Qui giace la nobile Cornelia Palagano insigne per nascita e per fede. Niente di più illustre i genitori generarono, unica speranza dei fratelli e luce anche della madre. L’età sua non aveva ancora sorriso ai vent’anni quando con rapido morso la morte violenta la rapì. Per cui sarà ragione da rimpiangere per tutta la città, sebbene coi celesti dimori nei regni Beati. L’anno del Signore 1492, 27 gennaio.
Figlia tanto adorata che nelle sue ultime volontà, dettate al notaio il 10 giugno del 1501, Giustina Rocca, chiese di essere sepolta nella cattedrale di Trani accanto alla tomba della figlia.
A Giustina, nel 2022, è stata dedicata una delle tre torri della Corte di Giustizia Europea.

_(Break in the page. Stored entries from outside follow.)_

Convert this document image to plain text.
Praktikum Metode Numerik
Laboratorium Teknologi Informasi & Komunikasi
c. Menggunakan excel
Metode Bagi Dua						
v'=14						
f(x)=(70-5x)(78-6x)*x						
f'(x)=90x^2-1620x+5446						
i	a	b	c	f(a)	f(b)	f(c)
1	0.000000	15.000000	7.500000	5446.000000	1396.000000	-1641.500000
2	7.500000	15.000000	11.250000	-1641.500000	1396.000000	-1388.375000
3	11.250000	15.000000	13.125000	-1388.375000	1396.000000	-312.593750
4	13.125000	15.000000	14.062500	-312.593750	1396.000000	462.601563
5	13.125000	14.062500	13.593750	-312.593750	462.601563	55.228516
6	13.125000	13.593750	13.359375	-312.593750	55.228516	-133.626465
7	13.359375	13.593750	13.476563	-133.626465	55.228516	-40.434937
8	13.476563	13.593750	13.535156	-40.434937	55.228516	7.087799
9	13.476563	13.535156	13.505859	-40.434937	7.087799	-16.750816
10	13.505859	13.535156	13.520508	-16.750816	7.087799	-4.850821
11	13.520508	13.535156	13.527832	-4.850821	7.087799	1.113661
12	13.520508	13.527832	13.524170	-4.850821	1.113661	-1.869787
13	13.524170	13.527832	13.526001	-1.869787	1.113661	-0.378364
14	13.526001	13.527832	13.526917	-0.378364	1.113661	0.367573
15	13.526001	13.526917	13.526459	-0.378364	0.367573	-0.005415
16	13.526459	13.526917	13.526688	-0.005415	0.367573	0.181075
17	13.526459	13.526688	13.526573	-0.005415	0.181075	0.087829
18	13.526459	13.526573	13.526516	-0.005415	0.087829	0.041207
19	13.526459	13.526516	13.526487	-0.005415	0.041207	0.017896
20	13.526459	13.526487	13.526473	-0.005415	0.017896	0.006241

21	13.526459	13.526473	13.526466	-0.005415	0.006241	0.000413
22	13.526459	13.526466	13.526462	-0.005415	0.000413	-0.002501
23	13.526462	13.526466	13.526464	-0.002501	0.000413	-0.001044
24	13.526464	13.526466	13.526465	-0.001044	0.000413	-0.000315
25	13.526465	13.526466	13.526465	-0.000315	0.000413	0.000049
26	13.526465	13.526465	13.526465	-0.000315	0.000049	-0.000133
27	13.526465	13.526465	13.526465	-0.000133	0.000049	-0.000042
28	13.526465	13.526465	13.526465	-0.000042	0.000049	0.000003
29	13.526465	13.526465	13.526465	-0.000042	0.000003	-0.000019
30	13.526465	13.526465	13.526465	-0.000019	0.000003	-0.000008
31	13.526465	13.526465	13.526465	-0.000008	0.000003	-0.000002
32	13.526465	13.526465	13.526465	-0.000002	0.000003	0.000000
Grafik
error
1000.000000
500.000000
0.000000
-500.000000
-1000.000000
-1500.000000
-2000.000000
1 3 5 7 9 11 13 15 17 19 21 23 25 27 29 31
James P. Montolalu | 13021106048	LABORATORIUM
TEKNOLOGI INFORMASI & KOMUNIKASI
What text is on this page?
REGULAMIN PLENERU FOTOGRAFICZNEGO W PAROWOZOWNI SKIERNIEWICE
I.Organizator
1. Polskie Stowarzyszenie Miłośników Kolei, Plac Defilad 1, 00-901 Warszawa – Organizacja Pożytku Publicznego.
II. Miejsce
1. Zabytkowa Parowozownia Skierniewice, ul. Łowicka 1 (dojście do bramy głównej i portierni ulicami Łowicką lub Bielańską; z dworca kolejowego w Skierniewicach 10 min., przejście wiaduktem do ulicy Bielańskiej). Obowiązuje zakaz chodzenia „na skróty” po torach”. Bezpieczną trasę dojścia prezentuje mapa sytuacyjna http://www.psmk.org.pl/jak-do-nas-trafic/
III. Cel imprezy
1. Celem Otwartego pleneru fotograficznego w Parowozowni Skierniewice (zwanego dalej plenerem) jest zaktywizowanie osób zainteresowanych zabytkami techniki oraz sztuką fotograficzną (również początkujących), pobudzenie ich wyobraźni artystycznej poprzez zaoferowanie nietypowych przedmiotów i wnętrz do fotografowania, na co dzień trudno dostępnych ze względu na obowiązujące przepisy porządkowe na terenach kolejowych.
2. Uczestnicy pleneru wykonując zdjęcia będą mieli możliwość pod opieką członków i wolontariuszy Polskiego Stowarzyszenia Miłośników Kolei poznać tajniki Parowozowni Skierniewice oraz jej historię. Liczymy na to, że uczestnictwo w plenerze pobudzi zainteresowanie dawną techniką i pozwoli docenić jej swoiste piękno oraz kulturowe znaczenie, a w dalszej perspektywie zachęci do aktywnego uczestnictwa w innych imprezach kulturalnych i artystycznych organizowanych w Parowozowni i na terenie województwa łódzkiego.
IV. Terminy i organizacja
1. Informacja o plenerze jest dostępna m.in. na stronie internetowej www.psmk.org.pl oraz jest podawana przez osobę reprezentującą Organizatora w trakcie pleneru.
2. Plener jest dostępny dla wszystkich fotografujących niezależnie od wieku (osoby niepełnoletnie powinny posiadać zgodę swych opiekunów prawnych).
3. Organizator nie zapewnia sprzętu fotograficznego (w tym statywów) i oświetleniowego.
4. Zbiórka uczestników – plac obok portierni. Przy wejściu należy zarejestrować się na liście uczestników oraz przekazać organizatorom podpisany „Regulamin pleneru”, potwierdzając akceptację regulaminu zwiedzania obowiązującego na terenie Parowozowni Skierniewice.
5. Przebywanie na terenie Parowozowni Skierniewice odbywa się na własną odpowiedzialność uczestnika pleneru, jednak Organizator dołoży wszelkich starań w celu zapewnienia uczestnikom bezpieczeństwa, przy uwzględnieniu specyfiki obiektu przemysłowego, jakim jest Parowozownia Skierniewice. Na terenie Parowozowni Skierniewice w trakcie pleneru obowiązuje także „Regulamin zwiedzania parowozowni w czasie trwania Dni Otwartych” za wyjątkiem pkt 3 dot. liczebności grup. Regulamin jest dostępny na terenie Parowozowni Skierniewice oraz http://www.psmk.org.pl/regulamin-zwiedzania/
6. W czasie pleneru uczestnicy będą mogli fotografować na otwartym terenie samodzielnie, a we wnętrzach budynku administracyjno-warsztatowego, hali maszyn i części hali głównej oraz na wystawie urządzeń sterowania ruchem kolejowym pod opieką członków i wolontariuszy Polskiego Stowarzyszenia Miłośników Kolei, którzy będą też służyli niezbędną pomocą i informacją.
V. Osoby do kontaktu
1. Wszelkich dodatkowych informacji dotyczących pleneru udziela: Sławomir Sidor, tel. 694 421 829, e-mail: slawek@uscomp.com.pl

La torre più alta che si affianca ai nomi di Erasmo da Rotterdam, Tommaso Moro, Comenius e Montesquieu in rappresentanza dei valori comuni, enunciati nell’articolo 2 del Trattato di Lisbona.
Questa dedica è un omaggio alla tradizione giuridica italiana, alla nostra Avvocatura, alle nostre donne che, sin da tempi remoti, hanno voluto essere trattate al pari degli uomini.
La vita di Giustina Rocca è stata un esempio di sfida alle convenzioni e di perseguimento delle proprie aspirazioni. Lasciando un segno indelebile nella storia, di donna risoluta e talentuosa.
Quando Lidia Poët prese la sua decisione di diventare avvocato, si trovò a camminare sulle orme di una pioniera come Giustina Rocca.
La storia di queste due donne straordinarie dimostra che il coraggio e la determinazione possono superare ogni ostacolo, aprendo la strada per un futuro più inclusivo e paritario.
E se prima possono aver provato a far finta di ignorarle, dopo tutti… le hanno viste arrivare. E vincere!